A lot of those qualities are evident in the long clip I posted above, almost a whole reel long. First, you are struck with the lavish and handsome production, especially for a cheap outfit like Universal in 1939. That has to be one of the largest saloon sets this side of Warner's Errol Flynn epics. It is lit and shot with a lot of depth and variety, depth of field being used to delineate characters through the complex staging. The acting is full-throated, based in vaudeville rather than the Actor's Studio. Most of the actors are content to play simple types (especially Charles Winninger as the sheriff) so as to throw the leading roles into stronger relief. Everyone on hand is thoroughly familiar with the conventions of the genre, and rather than subvert them, as in Blazing Saddles, overplays them. This approach demonstrates a greater trust in the audience's ability to discern the contrast between the conventions of the genre and Destry's unconventional behavior (not to mention Frenchy's), as opposed to Brooks's whack-'em-on-the-head treatment.
I read on the Interwebs that the script bears no relation to the Max Brand workaday cowboy novel it is based on, so clearly the filmmakers set out to have some fun, and the producers were hoping to come up with a new brand for studio star Dietrich by borrowing Jimmy Stewart from MGM to have some of his all-Americanness rub off on her.
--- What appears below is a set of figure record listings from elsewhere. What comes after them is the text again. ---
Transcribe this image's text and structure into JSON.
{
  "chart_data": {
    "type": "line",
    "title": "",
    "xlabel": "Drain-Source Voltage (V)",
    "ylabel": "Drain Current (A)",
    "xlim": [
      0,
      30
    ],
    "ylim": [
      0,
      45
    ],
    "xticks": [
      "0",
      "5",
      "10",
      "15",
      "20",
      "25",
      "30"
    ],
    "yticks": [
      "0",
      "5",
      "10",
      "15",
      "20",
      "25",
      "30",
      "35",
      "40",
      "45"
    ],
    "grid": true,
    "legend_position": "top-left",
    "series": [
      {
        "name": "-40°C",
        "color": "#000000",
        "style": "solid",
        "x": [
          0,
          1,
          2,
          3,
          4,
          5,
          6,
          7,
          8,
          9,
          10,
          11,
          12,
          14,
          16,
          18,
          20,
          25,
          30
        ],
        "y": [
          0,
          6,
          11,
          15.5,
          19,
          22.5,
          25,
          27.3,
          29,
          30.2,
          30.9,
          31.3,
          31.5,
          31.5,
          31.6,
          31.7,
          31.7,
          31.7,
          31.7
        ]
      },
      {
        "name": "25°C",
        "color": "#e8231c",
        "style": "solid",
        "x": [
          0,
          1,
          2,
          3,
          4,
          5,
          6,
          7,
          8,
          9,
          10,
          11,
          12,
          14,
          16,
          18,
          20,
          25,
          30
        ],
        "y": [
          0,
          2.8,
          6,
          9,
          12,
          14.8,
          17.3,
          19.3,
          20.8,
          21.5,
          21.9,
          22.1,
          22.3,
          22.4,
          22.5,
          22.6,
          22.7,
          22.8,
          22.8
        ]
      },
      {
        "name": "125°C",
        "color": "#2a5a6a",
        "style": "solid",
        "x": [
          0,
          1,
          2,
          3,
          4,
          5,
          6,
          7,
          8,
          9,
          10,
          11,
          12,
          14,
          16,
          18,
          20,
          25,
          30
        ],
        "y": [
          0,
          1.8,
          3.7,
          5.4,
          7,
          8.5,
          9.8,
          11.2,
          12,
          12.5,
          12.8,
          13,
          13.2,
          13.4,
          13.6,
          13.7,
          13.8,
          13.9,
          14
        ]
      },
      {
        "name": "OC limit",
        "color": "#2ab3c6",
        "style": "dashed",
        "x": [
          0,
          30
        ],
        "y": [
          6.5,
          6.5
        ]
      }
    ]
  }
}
It worked, though I suspect that this character was a lot closer to Dietrich's own off-screen personality than the oogie-boogie voodoo lady they had made her into at Paramount.
Stewart's Destry feels likes a precursor of the James Garner persona: practical, unromantic, but affable. He is, in short, like Jefferson Smith, our idealized image of ourselves as Americans. Frenchie, Marlene Dietrich's role, has absorbed some of that in her time in the States, but as can be seen in the clip above, she is still passionate and excitable, and she will pay for that passion as the story goes on. So we see that European-ness cannot survive in the West--which symbolizes the entire American experiment--while patience and a good-humored tolerance for the differences among us provide the survival tools we will need.
So while this is a "town and saloon" Western--not one set against the landscape or against the hostility of the natives, it still has something to say about who we are and what we should be, especially in this war year of 1939. Perhaps that is why it is so appropriate for Dietrich to be "Frenchie." The name, I presume, comes from the locals, who figure all Europeans are interchangeable, and that a dance-hall girl (Hollywood code for prostitute) should be French. But it is also appropriate that she bears the name of the French, who proved to be utterly unprepared for what would come in the War and suffered for it.